So what’s it like to look into the face of evil? That’s the question everyone is asking Diana B. Henriques, a New York Times financial reporter and the author of a new book, The Wizard of Lies: Bernie Madoff and the Death of Trust.
The book, released this week, is a true crime novel, a character study and a Wall Street cautionary tale rolled into one. Henriques enjoys the distinction of being the only journalist to have interviewed Bernie Madoff, the kingpin behind one of the largest and most destructive Ponzi schemes in U.S. history, twice in the flesh.
Madoff is currently serving a 150-year sentence for his misdeeds at the Federal Correctional Complex in Butner, North Carolina. Ever since he was remanded to custody in June of 2009, arm chair quarterbacking has become a favorite sport of media, financial experts and the general public alike. How did one man manage to swindle the SEC and the fabulously wealthy for nearly 20 years?
It turns out that for Madoff, finding believers was the easy part. Everyone wants to get in on something that’s exclusive and seemingly full of golden eggs.
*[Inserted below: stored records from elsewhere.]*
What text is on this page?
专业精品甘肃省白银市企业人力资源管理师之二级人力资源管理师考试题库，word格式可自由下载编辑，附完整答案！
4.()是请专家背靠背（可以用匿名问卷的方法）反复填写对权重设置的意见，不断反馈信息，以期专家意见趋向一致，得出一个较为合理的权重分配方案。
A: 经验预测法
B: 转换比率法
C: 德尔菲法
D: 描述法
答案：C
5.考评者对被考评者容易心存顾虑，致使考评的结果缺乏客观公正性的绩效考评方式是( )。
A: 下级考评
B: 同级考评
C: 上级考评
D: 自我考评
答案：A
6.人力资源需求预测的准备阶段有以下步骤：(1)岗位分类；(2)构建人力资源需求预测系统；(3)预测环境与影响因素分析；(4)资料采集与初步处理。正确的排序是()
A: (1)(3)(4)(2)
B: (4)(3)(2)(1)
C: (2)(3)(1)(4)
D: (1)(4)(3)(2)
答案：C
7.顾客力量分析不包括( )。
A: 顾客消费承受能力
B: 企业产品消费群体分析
“He’s not going to be the guy in the corner telling the funny story. He’s going to be the guy listening to the guy telling a funny story. He cultivated friends and admirers by listening to people and not competing with them. He made people feel like the most interesting person in the room…He was masterful in his ability to get people to trust him,” Henriques said.
That ability to get people to trust you, even when you’re selling them a bag of manure, is common to all scam artists. As I flipped through Henriques’ book, I was struck by how singularly the criminal mind works, whether they’re peddling bad investments or bad real estate. Gaining someone’s trust is the first step – taking their cash comes later, whether you’re talking about scam roofing contractors or scam money managers.
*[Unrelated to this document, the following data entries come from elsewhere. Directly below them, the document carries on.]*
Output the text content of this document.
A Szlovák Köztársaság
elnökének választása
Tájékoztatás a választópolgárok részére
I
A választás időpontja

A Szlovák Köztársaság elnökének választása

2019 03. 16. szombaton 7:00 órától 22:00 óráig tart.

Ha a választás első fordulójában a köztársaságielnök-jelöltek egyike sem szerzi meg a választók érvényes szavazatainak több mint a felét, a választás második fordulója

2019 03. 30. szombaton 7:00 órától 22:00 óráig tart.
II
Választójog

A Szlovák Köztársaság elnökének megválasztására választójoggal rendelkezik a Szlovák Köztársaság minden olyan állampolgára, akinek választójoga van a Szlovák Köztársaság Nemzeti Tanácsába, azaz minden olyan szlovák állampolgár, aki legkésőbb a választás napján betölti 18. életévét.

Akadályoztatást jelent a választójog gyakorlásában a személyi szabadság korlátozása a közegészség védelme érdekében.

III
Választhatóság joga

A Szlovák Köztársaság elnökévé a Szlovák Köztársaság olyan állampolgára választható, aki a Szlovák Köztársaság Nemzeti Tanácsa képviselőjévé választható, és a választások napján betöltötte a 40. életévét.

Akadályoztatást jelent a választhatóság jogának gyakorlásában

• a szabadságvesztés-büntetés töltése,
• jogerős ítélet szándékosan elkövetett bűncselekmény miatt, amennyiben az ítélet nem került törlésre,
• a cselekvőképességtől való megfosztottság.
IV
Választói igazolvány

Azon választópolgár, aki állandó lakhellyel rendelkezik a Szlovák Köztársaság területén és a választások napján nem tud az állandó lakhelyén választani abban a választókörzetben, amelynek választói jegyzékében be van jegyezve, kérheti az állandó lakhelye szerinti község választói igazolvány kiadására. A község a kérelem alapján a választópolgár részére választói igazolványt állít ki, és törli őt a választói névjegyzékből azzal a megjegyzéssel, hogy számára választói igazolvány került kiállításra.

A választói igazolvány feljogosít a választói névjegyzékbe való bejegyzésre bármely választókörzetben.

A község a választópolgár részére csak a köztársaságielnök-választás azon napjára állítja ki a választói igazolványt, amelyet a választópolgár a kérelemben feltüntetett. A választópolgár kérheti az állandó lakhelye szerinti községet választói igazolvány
Henriques, with her unique access to one of the most hated men in America, a symbol of the type of greed and dishonesty that nearly brought America to its knees in 2008, felt compelled to write the book after what she characterizes as “first-hand experience in the dark side of the Madoff magic. He is completely untrustworthy.”
The billions of dollars lost by Madoff’s investors – that loss was more than just about money. “There were people who borrowed against home equity [to invest with Madoff]. Once they lost their savings they also lost their home. There were big time real estate investors, commercial investors, who relied on Madoff to augment their income,” she observed.
In speaking with Madoff, and later writing the book, Henriques “gained an understanding of how much people suffered. It says something very important to American investors about the necessity of taking personal responsibility for their investments.”
In a world where transactions have become as complicated as they are automated, it’s easy to overlook the continued importance of personal relationships in our financial dealings. This is a detail that Bernie Madoff clearly never forgot.
Of all the lessons the Madoff scandal taught us, Henriques believes the most important is increased awareness of “the danger of thinking someone else would take care of you. People didn’t really understand the market and put all their faith in this one man.”
With all of the attention the Madoff story received, and the subsequent revisions to the SEC code that were the natural outcome of the scandal, could a situation like this occur again?
As long as human nature is involved, there will always be risk. Henriques cautions, “Managing your personal finances is hard. If you don’t understand it, your safest avenue is to stay within the best regulated options in the market.”